There are two things that happen with this cornerstone, Jesus says. “Whoever falls on this stone will be broken; but on whomever it falls, it will grind him into powder.” Many fall on this stone so that it breaks them. This isn’t a bad thing. It’s a very good thing to trip over this stone and be broken! Broken things can be fixed and are fixed by Christ. The preaching of Christ breaks us so that confess our sins, lament what they’ve done to us and those around us, so that look to Christ for mercy. David sings in Psalm 51:17, “The sacrifices of God are a broken spirit, A broken and a contrite heart -- These, O God, You will not despise.” It’s not a bad thing at all to trip over this cornerstone so that it breaks you. Christ heals the heart that confesses its brokenness. Christ mends the contrite heart by applying the soothing word of the gospel to it, that God desires to forgive sinners when they repent and that He wants to give them Christ’s righteousness out of sheer grace and fatherly mercy. Thus Christ breaks us often so that He might remove our sins from us, teaching us to hate them, and simultaneously sets us up on the stone, so that our faith is founded upon the gospel that Christ dies for all men and wants all men to be saved through faith in Him.

But on whomever it falls, it will grind him into powder,” Jesus says of the chief priests and scribes and all those who reject repentance and true faith in Him. It is a glorious thing to fall on this stone. It is a terrible fate to reject God’s chosen chief cornerstone and have it fall on you. It doesn’t break those it falls on. It crushes them, grinding them into power. This is the judgment upon all who reject Christ and try to build their salvation on the foundation of themselves and their own good works. This is why the chief priests and scribes are filled with such rage and hatred for Jesus, for “that very hour they sought to lay hands on him. . . for they knew He had spoken this parable against them.” They did not want to repent of their sins. They did not even want to admit they had sins. This should serve as a warning to us, who have tripped over this chief cornerstone and been broken and healed by the gospel, lest we begin to trust that we are righteous of ourselves and need no repentance.
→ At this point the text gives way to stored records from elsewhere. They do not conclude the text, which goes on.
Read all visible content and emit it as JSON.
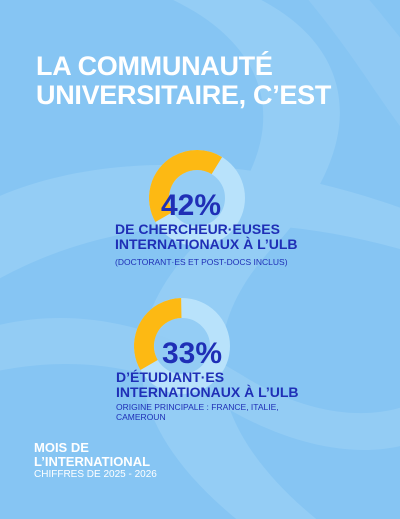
{
  "header": {
    "title_line1": "LA COMMUNAUTÉ",
    "title_line2": "UNIVERSITAIRE, C’EST"
  },
  "stats": [
    {
      "value": "42%",
      "fraction": 0.42,
      "label_line1": "DE CHERCHEUR·EUSES",
      "label_line2": "INTERNATIONAUX À L’ULB",
      "note_line1": "(DOCTORANT·ES ET POST-DOCS INCLUS)",
      "note_line2": ""
    },
    {
      "value": "33%",
      "fraction": 0.33,
      "label_line1": "D’ÉTUDIANT·ES",
      "label_line2": "INTERNATIONAUX À L’ULB",
      "note_line1": "ORIGINE PRINCIPALE : FRANCE, ITALIE,",
      "note_line2": "CAMEROUN"
    }
  ],
  "footer": {
    "line1": "MOIS DE",
    "line2": "L’INTERNATIONAL",
    "line3": "CHIFFRES DE 2025 - 2026"
  },
  "colors": {
    "background": "#86c5f3",
    "accent": "#fdb913",
    "ring_rest": "#b8e2fb",
    "text_dark": "#1f2fb6",
    "text_light": "#ffffff"
  }
}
The chief priests thought to kill Christ, but it was through His death that He became what St. Peter calls “a living stone, rejected indeed by men but chosen by God and precious” (1 Peter 2:4), for though He died, He rose from the dead on the Third Day, never to die again. So Christ gives life to all who believe the gospel, spiritual life which is faith, and the promise of bodily resurrection on the Last Day, even as He rose from the dead. Peter goes on: “you also, as living stones, are being built up a spiritual house, a holy priesthood, to offer up spiritual sacrifices acceptable to God through Jesus Christ.” Though you may be broken by this cornerstone, rejoice, for He heals the brokenhearted and promises you the full remission of all your sins, making you living stones in the holy house of his church. Offer spiritual sacrifices, the praise of your lips and a holy life lived according to His holy Word, for you are not those ground to power, but broken andhealed.
In the Name of the Father and of the Son + and of the Holy Ghost. Amen.